Congresswoman Adams Speaks with Leaders from Mecklenburg County’s Refugee Community
Washington, D.C.— Congresswoman Alma Adams (NC-12) hosted a call with leaders from Mecklenburg County’s Refugee community to learn their concerns following President Trump’s January 27th Executive Order that suspended refugee resettlement in the United States from seven predominantly Muslim countries.
“President Trump’s sweeping Executive Order has created chaos,” said Congresswoman Adams. “We already have one of the strictest vetting processes for refugees and yesterday’s call put a human face on the effects of this order. Our community has been deeply impacted and I will be taking legislative action to address our concerns.”

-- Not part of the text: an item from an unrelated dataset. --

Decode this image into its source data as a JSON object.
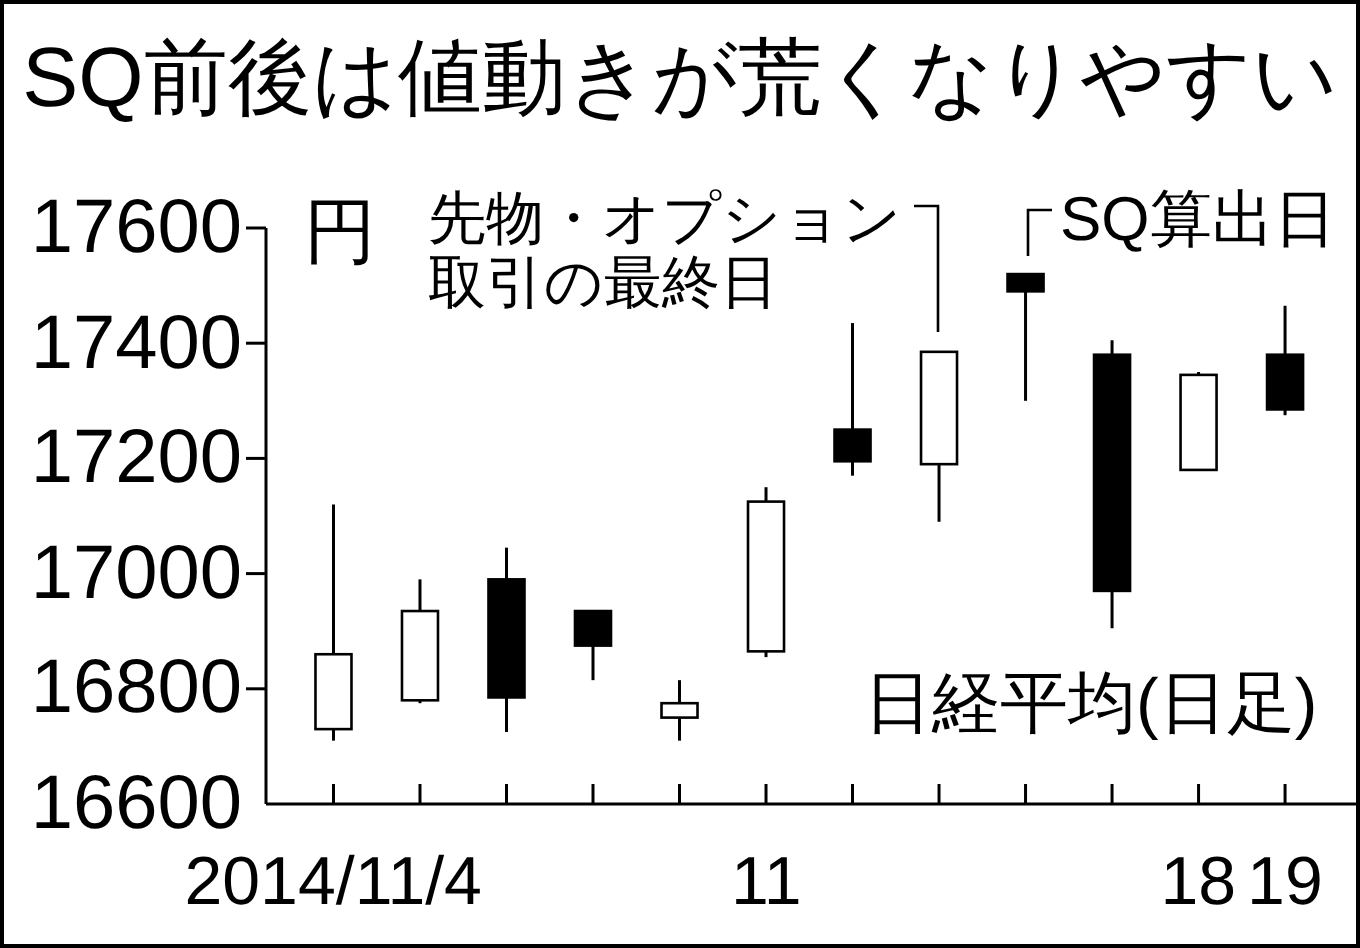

“Charlotte has been a welcoming community for refugees from around the world for decades and it is the hope that future refugee arrival numbers will be maintained as people are brought to safety and a new life in Charlotte,” said Marsha Hirsch, Executive Director of Refugee Support Services. “Refugee resettlement has long standing bipartisan support and is a factor of US foreign policy. Congressional understanding of the impact of the Executive Order on local families that may now be indefinitely separated as well as those already cleared for travel by the Department of Homeland Security is an important aspect of the setting of future refugee resettlement policy.”
Today’s call included Marsha Hirsch, Executive Director, Carolina Refugee Resettlement; Rachel Humphries, Executive Director, Refugee Support Services; Sil Ganzó, Founder and Executive Director, ourBRIDGE for KIDS; Susan Jansen, Refugee Resettlement Office Director, Catholic Charities Diocese of Charlotte.
President Trump’s January 27th Executive Order suspended immigration from Iraq, Syria, Iran, Somalia, Libya, Sudan, and Yemen for 120 days and suspends the admission of Syrian refugees indefinitely. The current vetting process for refugees takes 18-24 months to complete.